Adding to the more than 100 collections in the Archives Research Center are the Morehouse College Martin Luther King Jr. Collection. It was 2006 when a coalition of Atlanta movers and shakers led by former Atlanta Mayor Shirley Franklin brokered a $32 million deal to land the papers in the AUC.
Owned by Morehouse but housed at the Woodruff, the collection is made up of some 13,000 items, including some 1,100 books owned by the Nobel Peace Prize native son.
Spelman College Museum of Fine Art
CNN coins it as one of the six reasons to love Atlanta, and the Spelman College Museum of Fine Art’s mission to inspire and enrich the lives of all through art by women of the African Diaspora is the reason for such a designation.
“When Dr.
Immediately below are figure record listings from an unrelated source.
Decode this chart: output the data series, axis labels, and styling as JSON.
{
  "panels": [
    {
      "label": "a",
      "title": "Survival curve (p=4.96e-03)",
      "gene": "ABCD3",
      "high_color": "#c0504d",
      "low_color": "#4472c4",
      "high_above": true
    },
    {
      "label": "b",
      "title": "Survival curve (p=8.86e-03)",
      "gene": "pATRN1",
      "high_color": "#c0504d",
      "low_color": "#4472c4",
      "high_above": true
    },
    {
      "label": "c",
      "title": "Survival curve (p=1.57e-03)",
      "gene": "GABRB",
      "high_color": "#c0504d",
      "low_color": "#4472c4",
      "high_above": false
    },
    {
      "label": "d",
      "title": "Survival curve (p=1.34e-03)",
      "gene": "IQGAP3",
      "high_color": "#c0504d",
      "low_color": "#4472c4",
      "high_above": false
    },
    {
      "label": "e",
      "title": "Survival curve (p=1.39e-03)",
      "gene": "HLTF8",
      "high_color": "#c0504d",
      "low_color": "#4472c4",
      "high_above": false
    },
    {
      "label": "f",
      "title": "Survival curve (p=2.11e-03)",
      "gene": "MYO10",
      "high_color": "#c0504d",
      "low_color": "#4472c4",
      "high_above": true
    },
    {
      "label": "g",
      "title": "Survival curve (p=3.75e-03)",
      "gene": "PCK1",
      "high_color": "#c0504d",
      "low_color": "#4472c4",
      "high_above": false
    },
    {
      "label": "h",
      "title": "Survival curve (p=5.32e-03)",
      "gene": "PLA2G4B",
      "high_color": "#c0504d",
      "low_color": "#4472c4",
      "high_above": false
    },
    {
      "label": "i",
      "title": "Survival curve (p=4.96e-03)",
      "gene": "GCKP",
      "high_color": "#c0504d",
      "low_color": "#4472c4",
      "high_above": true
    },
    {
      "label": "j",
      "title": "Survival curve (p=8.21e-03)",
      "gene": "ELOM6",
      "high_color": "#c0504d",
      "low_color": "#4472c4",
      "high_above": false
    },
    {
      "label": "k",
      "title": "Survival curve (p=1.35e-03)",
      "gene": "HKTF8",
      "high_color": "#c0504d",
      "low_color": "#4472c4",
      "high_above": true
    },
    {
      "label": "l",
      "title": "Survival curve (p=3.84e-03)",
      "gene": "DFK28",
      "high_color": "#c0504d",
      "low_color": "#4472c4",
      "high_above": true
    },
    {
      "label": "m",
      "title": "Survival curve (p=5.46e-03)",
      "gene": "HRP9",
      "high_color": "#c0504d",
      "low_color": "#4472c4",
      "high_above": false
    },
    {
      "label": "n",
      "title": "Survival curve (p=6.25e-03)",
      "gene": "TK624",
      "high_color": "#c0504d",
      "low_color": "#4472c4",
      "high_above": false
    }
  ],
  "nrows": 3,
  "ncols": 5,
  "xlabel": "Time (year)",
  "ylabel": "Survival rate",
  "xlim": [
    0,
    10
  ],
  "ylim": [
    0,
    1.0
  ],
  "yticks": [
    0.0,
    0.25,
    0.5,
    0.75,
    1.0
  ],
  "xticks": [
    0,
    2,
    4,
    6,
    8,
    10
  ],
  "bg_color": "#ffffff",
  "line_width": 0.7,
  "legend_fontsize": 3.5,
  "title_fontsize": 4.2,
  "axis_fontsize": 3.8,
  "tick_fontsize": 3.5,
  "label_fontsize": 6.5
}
Donald Stewart was president, he said, ‘You know we need to make sure we begin to collect art by Black women artist,’” said Andrea Barnwell Brownlee, Ph.D., director of the Museum of Fine Art and a 1993 Spelman graduate. “When the college’s collection began, we certainly didn’t have this precise mission.”
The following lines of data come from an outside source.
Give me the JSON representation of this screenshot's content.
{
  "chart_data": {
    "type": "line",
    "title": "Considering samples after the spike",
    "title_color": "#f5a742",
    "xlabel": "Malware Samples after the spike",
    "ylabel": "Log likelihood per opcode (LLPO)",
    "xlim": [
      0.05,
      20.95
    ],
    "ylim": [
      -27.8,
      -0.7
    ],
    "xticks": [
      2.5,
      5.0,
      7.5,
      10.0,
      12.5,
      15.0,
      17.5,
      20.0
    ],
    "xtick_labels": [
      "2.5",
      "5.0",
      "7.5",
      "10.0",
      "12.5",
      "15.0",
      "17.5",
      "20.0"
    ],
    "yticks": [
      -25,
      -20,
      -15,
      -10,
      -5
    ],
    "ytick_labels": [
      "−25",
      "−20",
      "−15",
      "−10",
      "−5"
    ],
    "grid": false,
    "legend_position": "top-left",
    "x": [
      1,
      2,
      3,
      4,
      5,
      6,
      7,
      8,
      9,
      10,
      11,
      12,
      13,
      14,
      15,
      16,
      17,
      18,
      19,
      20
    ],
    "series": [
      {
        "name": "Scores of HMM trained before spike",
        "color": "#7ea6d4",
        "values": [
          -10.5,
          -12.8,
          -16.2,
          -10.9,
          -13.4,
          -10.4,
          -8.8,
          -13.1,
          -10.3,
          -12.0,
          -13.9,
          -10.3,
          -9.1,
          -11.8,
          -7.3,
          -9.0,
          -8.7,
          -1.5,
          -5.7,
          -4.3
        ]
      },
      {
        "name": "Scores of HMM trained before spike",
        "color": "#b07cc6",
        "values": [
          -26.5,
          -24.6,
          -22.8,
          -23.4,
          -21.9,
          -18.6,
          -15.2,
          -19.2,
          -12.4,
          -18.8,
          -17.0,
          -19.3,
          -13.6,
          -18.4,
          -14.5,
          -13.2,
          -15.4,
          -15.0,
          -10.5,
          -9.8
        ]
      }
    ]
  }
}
Located on the first floor of the Camille Olivia Hanks Cosby, Ed.D., Academic Center at Spelman, the Museum of Fine Art was established in 1996 from part of a $20 million gift to the college from the Cosby family. The 4,500-square-foot exhibition features a climate-controlled vault for the permanent collection, a lab for routine art preparation, and a museum store.
“Most of what you get from the Museum of Art is the crème de la crème of contemporary art,” said Dr. Poole, who spent three years at the museum training as the graduate assistant before serving as the Andrew Mellon Curatorial Fellow for Diversity in the Arts at Williams College Museum of Art, followed by her current position at CAU Art Museum
Some of its more than 350 permanent holdings include the works of Kofi Bailey, Romare Bearden, Elizabeth Catlett, Jacob Lawrence Valerie Maynard, Faith Ringgold, Henry O. Tanner and Hale Woodruff. Also, the Museum of Fine Art was awarded a $250,000 grant by the Andrew W. Mellon Foundation to pilot a curatorial studies program. Designed for juniors and seniors in various academic majors, the two-year collaborative program seeks to prepare the next generation of students of African descent for curatorial professions and serve as a pipeline to diversify a field described as 80 percent White, according to the American Alliance of Museums.
“When you think of the fact that there are only five of us in the field at the director level now, there just had to be some kind of effort to help diversify the field. We can begin to address that through our curatorial program,” said Dr. Brownlee, who is celebrating the museum’s 20th anniversary.
Currently on view until Dec. 3, 2016, at the Museum of Fine Art is “AFRICA FORECAST: Fashioning Contemporary Life,” an original exhibition that looks at fashion through two overlapping perspectives – an ever-changing global marketplace and the unique ways Black women construct their lives.